Excesso de lives do BC antes da reunião do Copom gera estranheza

As conversas são constantes, inclusive, com diretores de áreas técnicas, que são não interlocutores habituais dos agentes financeiros

Às vésperas da reunião do Comitê de Política Monetária (Copom) marcada para 4 e 5 de agosto, que deve definir novo patamar para a taxa básica de juros, diretores do BC não param de realizar videoconferências com agentes financeiros e operadores do mercado. 

O volume de lives chamando a atenção. Ontem, o diretor de Política Monetária, Bruno Serra, e o de Política Econômica, Fábio Kanczuk, áreas que costumam interagir com o mercado, tiveram reuniões virtuais com investidores. Na sexta-feira passada, apenas Kanczuk realizou quatro lives com o mercado financeiro. 

As conversas são constantes, inclusive, com diretores de áreas técnicas, que são não interlocutores habituais dos agentes financeiros. Essa frequência elevada de falas da diretoria colegiada tem ajudado a aumentar a volatilidade da Bolsa de Valores de São Paulo (B3) e do câmbio, na contramão do que um órgão regulador deve fazer, segundo analistas. 

O período de silêncio dos diretores do BC começa sempre na quarta-feira da semana anterior ao Copom e termina no dia de divulgação da ata da reunião, na terça-feira seguinte. A assessoria do órgão não comentou sobre o excesso de lives da diretoria.

Devido às últimas declarações de diretores, as previsões para a taxa básica da economia (Selic) estão convergindo apenas para um corte residual de 0,25 ponto percentual, o que resultaria no novo piso histórico de 2% ao ano. A dúvida é se o ciclo de cortes será fechado ou ainda haverá uma janela aberta para outras reduções.
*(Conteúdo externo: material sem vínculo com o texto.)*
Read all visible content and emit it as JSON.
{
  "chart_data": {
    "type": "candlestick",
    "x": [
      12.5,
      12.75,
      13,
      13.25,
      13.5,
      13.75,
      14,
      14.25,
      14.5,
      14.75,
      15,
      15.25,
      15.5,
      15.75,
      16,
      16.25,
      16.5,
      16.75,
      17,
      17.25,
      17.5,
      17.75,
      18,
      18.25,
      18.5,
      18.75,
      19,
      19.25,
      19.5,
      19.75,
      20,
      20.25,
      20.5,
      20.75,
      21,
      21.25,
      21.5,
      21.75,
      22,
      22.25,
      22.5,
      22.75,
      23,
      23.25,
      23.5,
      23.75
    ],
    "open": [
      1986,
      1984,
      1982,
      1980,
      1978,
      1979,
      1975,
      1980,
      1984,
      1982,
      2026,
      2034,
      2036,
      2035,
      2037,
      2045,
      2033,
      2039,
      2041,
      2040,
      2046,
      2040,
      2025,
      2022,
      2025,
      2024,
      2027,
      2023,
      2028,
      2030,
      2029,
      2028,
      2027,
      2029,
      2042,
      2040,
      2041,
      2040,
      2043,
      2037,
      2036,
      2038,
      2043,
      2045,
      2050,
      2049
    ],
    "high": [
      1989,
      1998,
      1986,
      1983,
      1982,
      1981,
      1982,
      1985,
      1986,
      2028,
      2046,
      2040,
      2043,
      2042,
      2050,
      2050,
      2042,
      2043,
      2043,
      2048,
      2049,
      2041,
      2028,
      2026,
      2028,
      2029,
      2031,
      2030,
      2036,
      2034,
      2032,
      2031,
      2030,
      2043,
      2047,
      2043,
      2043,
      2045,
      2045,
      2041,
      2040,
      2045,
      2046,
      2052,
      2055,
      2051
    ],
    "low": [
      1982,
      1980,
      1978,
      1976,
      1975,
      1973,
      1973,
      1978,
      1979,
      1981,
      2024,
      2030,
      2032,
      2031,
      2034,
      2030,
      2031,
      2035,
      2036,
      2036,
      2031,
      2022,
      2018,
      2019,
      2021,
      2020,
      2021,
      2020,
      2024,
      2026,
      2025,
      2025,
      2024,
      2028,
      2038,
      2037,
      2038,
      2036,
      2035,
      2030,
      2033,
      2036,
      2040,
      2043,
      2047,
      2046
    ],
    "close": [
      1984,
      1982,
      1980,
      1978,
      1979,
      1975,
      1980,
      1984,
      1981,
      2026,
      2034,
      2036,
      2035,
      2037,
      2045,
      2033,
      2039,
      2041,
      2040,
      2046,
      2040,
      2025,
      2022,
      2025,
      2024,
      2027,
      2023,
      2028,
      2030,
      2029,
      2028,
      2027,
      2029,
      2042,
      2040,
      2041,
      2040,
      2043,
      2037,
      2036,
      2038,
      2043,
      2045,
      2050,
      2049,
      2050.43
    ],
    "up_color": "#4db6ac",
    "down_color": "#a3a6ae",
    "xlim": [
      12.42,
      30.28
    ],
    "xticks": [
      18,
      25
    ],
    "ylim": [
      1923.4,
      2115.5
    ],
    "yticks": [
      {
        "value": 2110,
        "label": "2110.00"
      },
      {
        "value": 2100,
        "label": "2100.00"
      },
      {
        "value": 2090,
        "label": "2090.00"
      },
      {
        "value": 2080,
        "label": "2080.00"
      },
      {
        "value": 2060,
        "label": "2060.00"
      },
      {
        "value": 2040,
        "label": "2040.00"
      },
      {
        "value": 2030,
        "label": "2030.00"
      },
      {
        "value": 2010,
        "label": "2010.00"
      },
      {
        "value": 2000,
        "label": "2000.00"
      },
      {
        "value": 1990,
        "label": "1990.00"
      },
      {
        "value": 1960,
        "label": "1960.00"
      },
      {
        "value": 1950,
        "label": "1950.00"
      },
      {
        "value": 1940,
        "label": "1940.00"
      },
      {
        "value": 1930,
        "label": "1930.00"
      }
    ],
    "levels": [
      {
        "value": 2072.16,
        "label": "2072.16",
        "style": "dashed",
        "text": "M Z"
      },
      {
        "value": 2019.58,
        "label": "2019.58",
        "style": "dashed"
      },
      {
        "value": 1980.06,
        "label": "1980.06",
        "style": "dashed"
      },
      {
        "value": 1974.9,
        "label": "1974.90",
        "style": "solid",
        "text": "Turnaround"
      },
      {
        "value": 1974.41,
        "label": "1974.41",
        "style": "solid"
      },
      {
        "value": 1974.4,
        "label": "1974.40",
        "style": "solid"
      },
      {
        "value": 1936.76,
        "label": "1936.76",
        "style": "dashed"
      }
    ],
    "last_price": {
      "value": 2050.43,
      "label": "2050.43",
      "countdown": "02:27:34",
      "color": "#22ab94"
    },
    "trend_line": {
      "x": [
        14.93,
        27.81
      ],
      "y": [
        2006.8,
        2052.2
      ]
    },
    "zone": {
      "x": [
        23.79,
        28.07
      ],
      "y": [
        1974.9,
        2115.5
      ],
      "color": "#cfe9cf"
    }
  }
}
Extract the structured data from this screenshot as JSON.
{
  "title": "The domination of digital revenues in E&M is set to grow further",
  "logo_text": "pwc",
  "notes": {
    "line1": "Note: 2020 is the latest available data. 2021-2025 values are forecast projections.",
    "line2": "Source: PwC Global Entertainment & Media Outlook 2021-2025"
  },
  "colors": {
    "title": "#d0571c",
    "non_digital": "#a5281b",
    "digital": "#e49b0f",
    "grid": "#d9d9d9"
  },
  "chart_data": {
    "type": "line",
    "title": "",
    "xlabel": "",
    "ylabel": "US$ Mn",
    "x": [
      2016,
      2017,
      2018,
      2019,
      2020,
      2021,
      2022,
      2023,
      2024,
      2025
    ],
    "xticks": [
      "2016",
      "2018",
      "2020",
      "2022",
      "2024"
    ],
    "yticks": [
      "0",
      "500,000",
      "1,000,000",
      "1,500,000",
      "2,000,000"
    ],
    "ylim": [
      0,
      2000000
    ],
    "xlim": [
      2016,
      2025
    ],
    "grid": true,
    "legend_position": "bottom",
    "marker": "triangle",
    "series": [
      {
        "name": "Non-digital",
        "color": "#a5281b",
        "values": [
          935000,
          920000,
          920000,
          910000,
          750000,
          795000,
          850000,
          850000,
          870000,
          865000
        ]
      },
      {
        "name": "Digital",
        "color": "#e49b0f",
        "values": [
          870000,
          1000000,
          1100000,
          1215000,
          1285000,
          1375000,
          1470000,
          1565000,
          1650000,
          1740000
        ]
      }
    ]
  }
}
O ex-diretor do BC Carlos Thadeu de Freitas Gomes, economista-chefe da Confederação Nacional do Comércio (CNC), defende que a diretoria fale o menos possível. “O Bacen devia se resguardar. Ele precisa ser mais prudente, já que as informações sobre taxas de juros e câmbio mexem com todos os ativos”, afirmou. Ele lembrou que o Banco Central Europeu (BCE) e o Federal Reserve (Fed, banco central dos Estados Unidos) têm evitado falas constantes como as do BC brasileiro. 

“Esse excesso de falas deixa a impressão de que o BC baixou os juros desnecessariamente e, agora, não quer ou não pode subir, o que será um problema”, comentou o economista e ex-diretor do BC Carlos Eduardo de Freitas. Na avaliação dele, a Selic já está muito baixa e existe uma desconfiança de que há uma bolha na Bolsa. 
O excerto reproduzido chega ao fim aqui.